NASA Completes Complex Fuel Loading Process for James Webb Space Telescope Launch

Science

NASA is gearing up for the launch of its most ambitious space telescope or probe ever launched later this month. In that effort, it said engineers working on the launch of the James Webb Space Telescope have successfully completed the delicate operation to load the fuel it will use to propel itself while in space. The engineers are now preparing to place the folded instrument inside the top of a rocket, expected to blast off later this month to place the telescope into orbit.

The Webb telescope is a project undertaken jointly by NASA and the European Space Agency (ESA). It is designed to reveal the evolution of the universe from its early phases to the modern era. It will probe thoroughly the universe at infrared wavelengths and will become the primary workhorse, replacing the ageing Hubble Space Telescope that has been doing this work for 30 years.
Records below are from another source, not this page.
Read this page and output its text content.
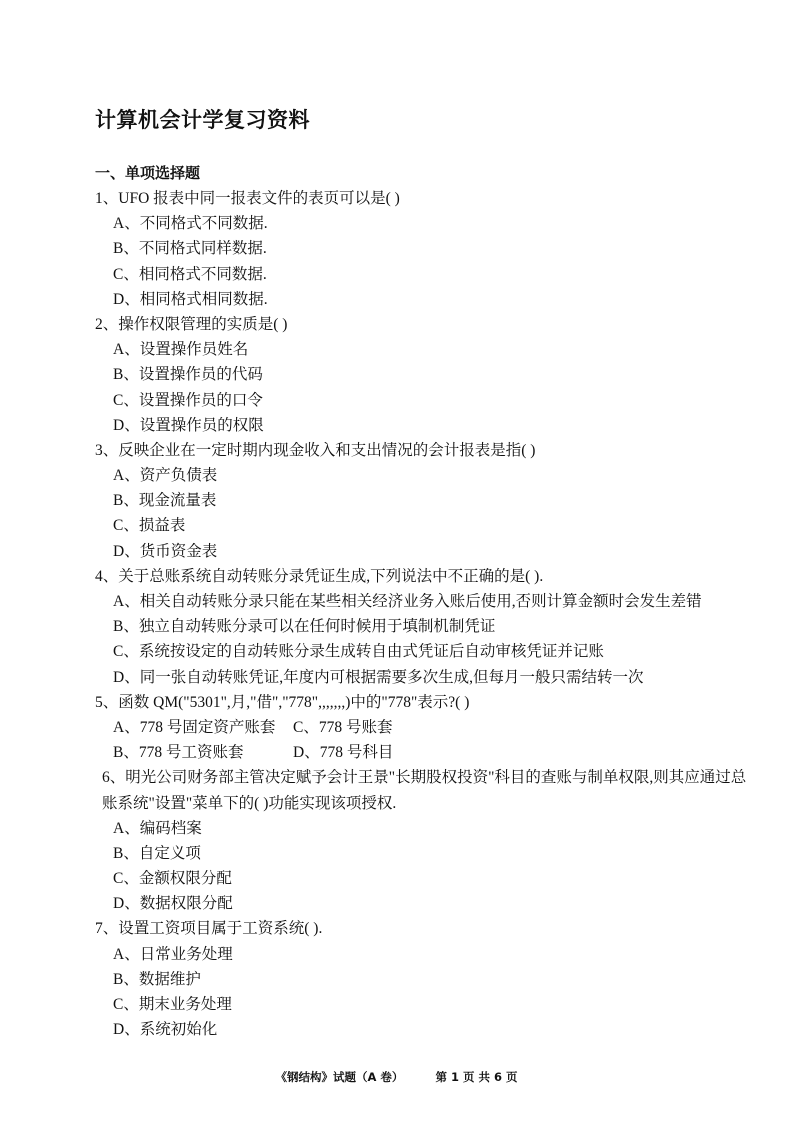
计算机会计学复习资料
一、单项选择题
1、UFO 报表中同一报表文件的表页可以是( )
A、不同格式不同数据.
B、不同格式同样数据.
C、相同格式不同数据.
D、相同格式相同数据.
2、操作权限管理的实质是( )
A、设置操作员姓名
B、设置操作员的代码
C、设置操作员的口令
D、设置操作员的权限
3、反映企业在一定时期内现金收入和支出情况的会计报表是指( )
A、资产负债表
B、现金流量表
C、损益表
D、货币资金表
4、关于总账系统自动转账分录凭证生成,下列说法中不正确的是( ).
A、相关自动转账分录只能在某些相关经济业务入账后使用,否则计算金额时会发生差错
B、独立自动转账分录可以在任何时候用于填制机制凭证
C、系统按设定的自动转账分录生成转自由式凭证后自动审核凭证并记账
D、同一张自动转账凭证,年度内可根据需要多次生成,但每月一般只需结转一次
5、函数 QM("5301",月,"借","778",,,,,,,)中的"778"表示?( )
A、778 号固定资产账套	C、778 号账套
B、778 号工资账套	D、778 号科目
6、明光公司财务部主管决定赋予会计王景"长期股权投资"科目的查账与制单权限,则其应通过总账系统"设置"菜单下的( )功能实现该项授权.
A、编码档案
B、自定义项
C、金额权限分配
D、数据权限分配
7、设置工资项目属于工资系统( ).
A、日常业务处理
B、数据维护
C、期末业务处理
D、系统初始化
《钢结构》试题（A 卷）	第 1 页 共 6 页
Bigger than Hubble and wider than the Ariane 5 rocket taking it to space, the $10 billion project is the most complex attempt to launch an observatory in space yet. The James Webb Space Telescope is as big as a tennis court. It has a 6.5-meter-long panel of 18 gold-coated mirrors that sits over a large sun shield. The whole thing is to be neatly packed into the rocket before launch.

NASA said in a blog that Webb was moved to the fueling section at Europe’s Spaceport in French Guiana to safely handle the extremely toxic fuel. Sharing an image of the process, it added that specialists wore Self-Contained Atmospheric Protective Ensemble, or “SCAPE,” suits and the process continued for 10 days, starting on November 25.

The rocket thrusters on the James Webb Space Telescope use either hydrazine fuel or a special mixture of hydrazine fuel and dinitrogen tetroxide oxidizer. Webb’s spacecraft bus was filled with 159 litres of hydrazine fuel and 79.5 litres of dinitrogen tetroxide oxidizer. The fuel loading system was formally disconnected on December 3, followed by inspections and closeouts that concluded over the weekend, NASA said.

The James Webb Space Telescope launch is targeted for December 22.